Time Travel Attack Use Cases
Technical Use Cases
Prepare for Daylight Savings Time (DST) and Leap Years
Clock changes caused by Daylight Savings Time and leap years can cause communication problems between systems and applications, resulting in discarded messages or incorrect timestamps. These events often aren’t thoroughly tested due to their infrequency, but can nonetheless have significant effects on time-sensitive systems. You can use a Time Travel attack to move the system clock forward or backward one hour, test your application, and verify the integrity of your data.
Ensure Security by Testing TLS Certificate Expiration
TLS certificates are a cornerstone of modern Internet security and depend on accurate timekeeping. Certificates expire after a certain amount of time and must be renewed and replaced, or else communication will be disrupted. Time Travel attacks let you test the impact of clock skew on encryption and make sure that you stay ahead of expiring certificates by testing notifications and automatic renewal processes.
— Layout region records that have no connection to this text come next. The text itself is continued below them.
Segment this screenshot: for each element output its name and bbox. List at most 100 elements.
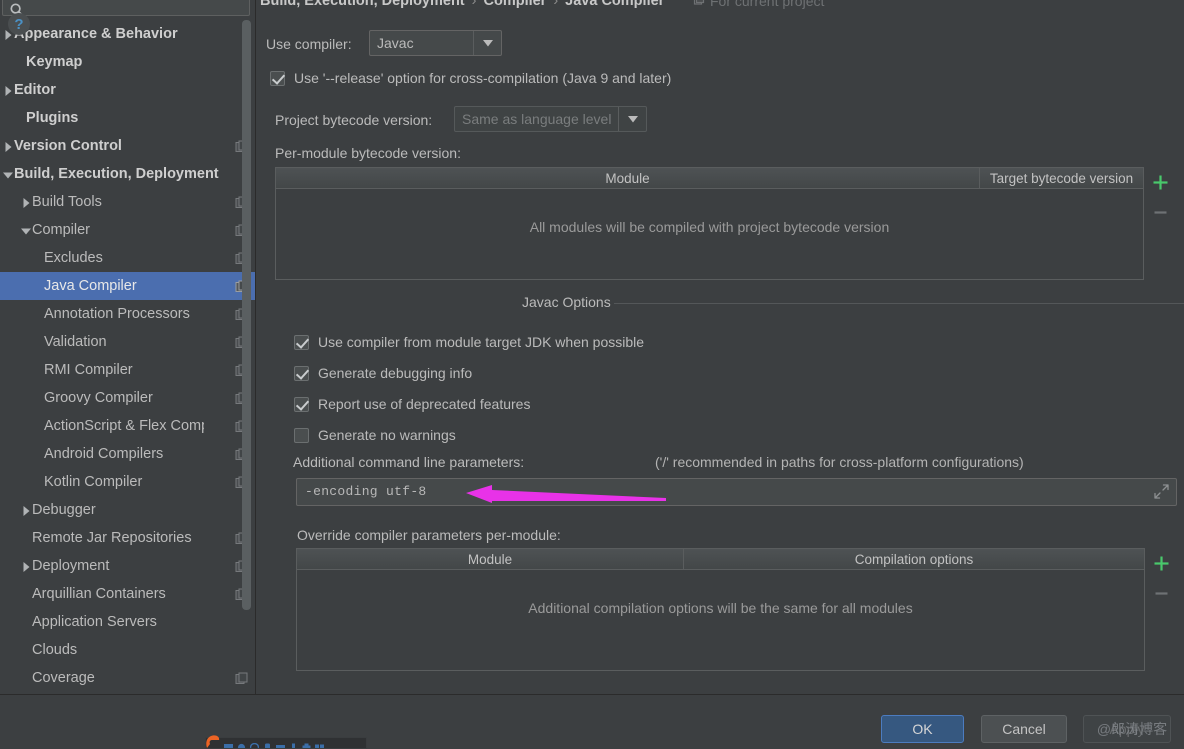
sidebar-item-java-compiler[interactable]: Java Compiler <box>0 272 256 300</box>
cancel-button[interactable]: Cancel <box>981 715 1067 743</box>
chevron-down-icon[interactable] <box>20 224 32 236</box>
sidebar-item-build-tools[interactable]: Build Tools <box>0 188 256 216</box>
column-header[interactable]: Module <box>276 168 979 188</box>
sidebar-item-debugger[interactable]: Debugger <box>0 496 256 524</box>
chevron-down-icon[interactable] <box>473 31 501 55</box>
sidebar-item-label: Groovy Compiler <box>44 390 153 406</box>
chevron-right-icon[interactable] <box>20 504 32 516</box>
breadcrumb-item[interactable]: Build, Execution, Deployment <box>260 0 465 9</box>
watermark: @郎涛博客 <box>1096 721 1168 737</box>
add-override-button[interactable] <box>1147 548 1175 578</box>
taskbar-icon[interactable] <box>263 739 272 748</box>
sidebar-item-plugins[interactable]: Plugins <box>0 104 256 132</box>
chevron-right-icon[interactable] <box>20 560 32 572</box>
use-release-option-label: Use '--release' option for cross-compila… <box>294 70 672 86</box>
column-header[interactable]: Compilation options <box>683 549 1144 569</box>
sidebar-item-validation[interactable]: Validation <box>0 328 256 356</box>
breadcrumb-item[interactable]: Java Compiler <box>565 0 664 9</box>
sidebar-item-label: Java Compiler <box>44 278 137 294</box>
sidebar-item-clouds[interactable]: Clouds <box>0 636 256 664</box>
sidebar-item-excludes[interactable]: Excludes <box>0 244 256 272</box>
bytecode-table-actions <box>1146 167 1174 227</box>
table-empty-message: All modules will be compiled with projec… <box>529 219 890 235</box>
remove-module-button[interactable] <box>1146 197 1174 227</box>
sidebar-item-coverage[interactable]: Coverage <box>0 664 256 692</box>
breadcrumb-item[interactable]: Compiler <box>483 0 546 9</box>
search-box[interactable] <box>2 0 250 17</box>
browser-logo-icon[interactable] <box>205 735 225 749</box>
taskbar-icon[interactable] <box>276 739 285 748</box>
remove-override-button[interactable] <box>1147 578 1175 608</box>
javac-option-checkbox[interactable] <box>294 365 309 381</box>
per-module-bytecode-table[interactable]: Module Target bytecode version All modul… <box>275 167 1144 280</box>
sidebar-item-label: Appearance & Behavior <box>14 26 178 42</box>
sidebar-item-deployment[interactable]: Deployment <box>0 552 256 580</box>
search-input[interactable] <box>29 1 244 17</box>
sidebar-item-keymap[interactable]: Keymap <box>0 48 256 76</box>
expand-icon[interactable] <box>1153 483 1172 502</box>
sidebar-item-actionscript-flex-compiler[interactable]: ActionScript & Flex Compiler <box>0 412 256 440</box>
additional-params-input[interactable]: -encoding utf-8 <box>296 478 1177 506</box>
project-bytecode-label: Project bytecode version: <box>275 112 433 128</box>
taskbar-icon[interactable] <box>302 739 311 748</box>
taskbar-strip <box>205 737 367 749</box>
javac-option-row[interactable]: Report use of deprecated features <box>294 396 530 412</box>
sidebar-item-label: Annotation Processors <box>44 306 190 322</box>
use-compiler-dropdown[interactable]: Javac <box>369 30 502 56</box>
settings-dialog: Appearance & Behavior Keymap Editor Plugins… <box>0 0 1184 749</box>
sidebar-item-groovy-compiler[interactable]: Groovy Compiler <box>0 384 256 412</box>
override-params-table[interactable]: Module Compilation options Additional co… <box>296 548 1145 671</box>
additional-params-hint: ('/' recommended in paths for cross-plat… <box>655 454 1024 470</box>
sidebar-item-label: Android Compilers <box>44 446 164 462</box>
sidebar-item-editor[interactable]: Editor <box>0 76 256 104</box>
project-bytecode-dropdown[interactable]: Same as language level <box>454 106 647 132</box>
chevron-down-icon[interactable] <box>2 168 14 180</box>
sidebar-item-appearance-behavior[interactable]: Appearance & Behavior <box>0 20 256 48</box>
table-header: Module Target bytecode version <box>276 168 1143 189</box>
column-header[interactable]: Module <box>297 549 683 569</box>
sidebar-item-label: Excludes <box>44 250 103 266</box>
taskbar-icon[interactable] <box>249 739 260 748</box>
javac-option-row[interactable]: Generate debugging info <box>294 365 472 381</box>
sidebar-item-application-servers[interactable]: Application Servers <box>0 608 256 636</box>
javac-option-checkbox[interactable] <box>294 427 309 443</box>
sidebar-item-label: RMI Compiler <box>44 362 133 378</box>
chevron-right-icon[interactable] <box>2 140 14 152</box>
sidebar-item-label: Build, Execution, Deployment <box>14 166 219 182</box>
sidebar-item-compiler[interactable]: Compiler <box>0 216 256 244</box>
javac-option-label: Use compiler from module target JDK when… <box>318 334 645 350</box>
javac-option-row[interactable]: Generate no warnings <box>294 427 456 443</box>
sidebar-item-annotation-processors[interactable]: Annotation Processors <box>0 300 256 328</box>
sidebar-item-kotlin-compiler[interactable]: Kotlin Compiler <box>0 468 256 496</box>
javac-option-row[interactable]: Use compiler from module target JDK when… <box>294 334 644 350</box>
taskbar-icon[interactable] <box>224 739 233 748</box>
additional-params-value: -encoding utf-8 <box>305 484 427 499</box>
help-button[interactable]: ? <box>7 12 31 36</box>
taskbar-icon[interactable] <box>315 739 324 748</box>
sidebar-scrollbar[interactable] <box>242 20 251 610</box>
project-bytecode-value: Same as language level <box>462 111 612 127</box>
use-compiler-label: Use compiler: <box>266 36 352 52</box>
javac-option-checkbox[interactable] <box>294 396 309 412</box>
chevron-right-icon[interactable] <box>20 196 32 208</box>
sidebar-item-remote-jar-repositories[interactable]: Remote Jar Repositories <box>0 524 256 552</box>
column-header[interactable]: Target bytecode version <box>979 168 1143 188</box>
chevron-down-icon[interactable] <box>618 107 646 131</box>
sidebar-item-arquillian-containers[interactable]: Arquillian Containers <box>0 580 256 608</box>
group-divider <box>614 303 1184 304</box>
sidebar-item-build-execution-deployment[interactable]: Build, Execution, Deployment <box>0 160 256 188</box>
taskbar-icon[interactable] <box>237 739 246 748</box>
breadcrumb-separator: › <box>553 0 559 9</box>
chevron-right-icon[interactable] <box>2 84 14 96</box>
settings-tree: Appearance & Behavior Keymap Editor Plugins… <box>0 20 256 694</box>
scope-label: For current project <box>710 0 825 9</box>
sidebar-item-android-compilers[interactable]: Android Compilers <box>0 440 256 468</box>
taskbar-icon[interactable] <box>289 739 298 748</box>
use-release-option-row[interactable]: Use '--release' option for cross-compila… <box>270 70 671 86</box>
add-module-button[interactable] <box>1146 167 1174 197</box>
sidebar-item-version-control[interactable]: Version Control <box>0 132 256 160</box>
use-release-option-checkbox[interactable] <box>270 70 285 86</box>
javac-option-checkbox[interactable] <box>294 334 309 350</box>
sidebar-item-rmi-compiler[interactable]: RMI Compiler <box>0 356 256 384</box>
ok-button[interactable]: OK <box>881 715 964 743</box>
Prepare for "End of Epoch" Problems
The systems that computers use to track time can have their own unexpected behaviors. For example, the Year 2000 problem (Y2K) was caused by computers storing the current year as a two-digit number, which meant that they couldn’t differentiate between January 1, 2000 and January 1, 1900 as they were both stored as “00.” Similarly, the 2038 problem is caused by a limitation of how 32-bit Unix-based systems store date and time values. On January 19, 2038, this value will overflow and roll the date back to December 13, 1901. If you’re not sure whether your systems are protected, you can use the Time Travel attack to proactively test them by moving the date forward. You can use this same strategy to prepare for similar “end of epoch” events.
Test Clock Sync (NTP) Between Nodes
Systems that share data often require synchronized system clocks, which are best managed using a service like NTP. Mismatched timestamps can lead to problems like discarded messages and data conflicts. It’s possible that NTP may be unavailable and your clocks will drift. Using Time Travel lets you simulate clock drift and NTP outages simultaneously so that you can proactively prepare for an outage.
Business Initiatives Aligned with Time Travel Attacks
Time tracking is essential to security and compliance. The encryption methods that allow for secure communications between your systems and your customers rely on clock synchronization, which is why mismatched system clocks can have a significant impact on system stability and usability. Time travel attacks allow teams to prepare for potential situations where clocks can become desynchronized, determine the impact on security and compliance, and mitigate this impact in advance of a production incident.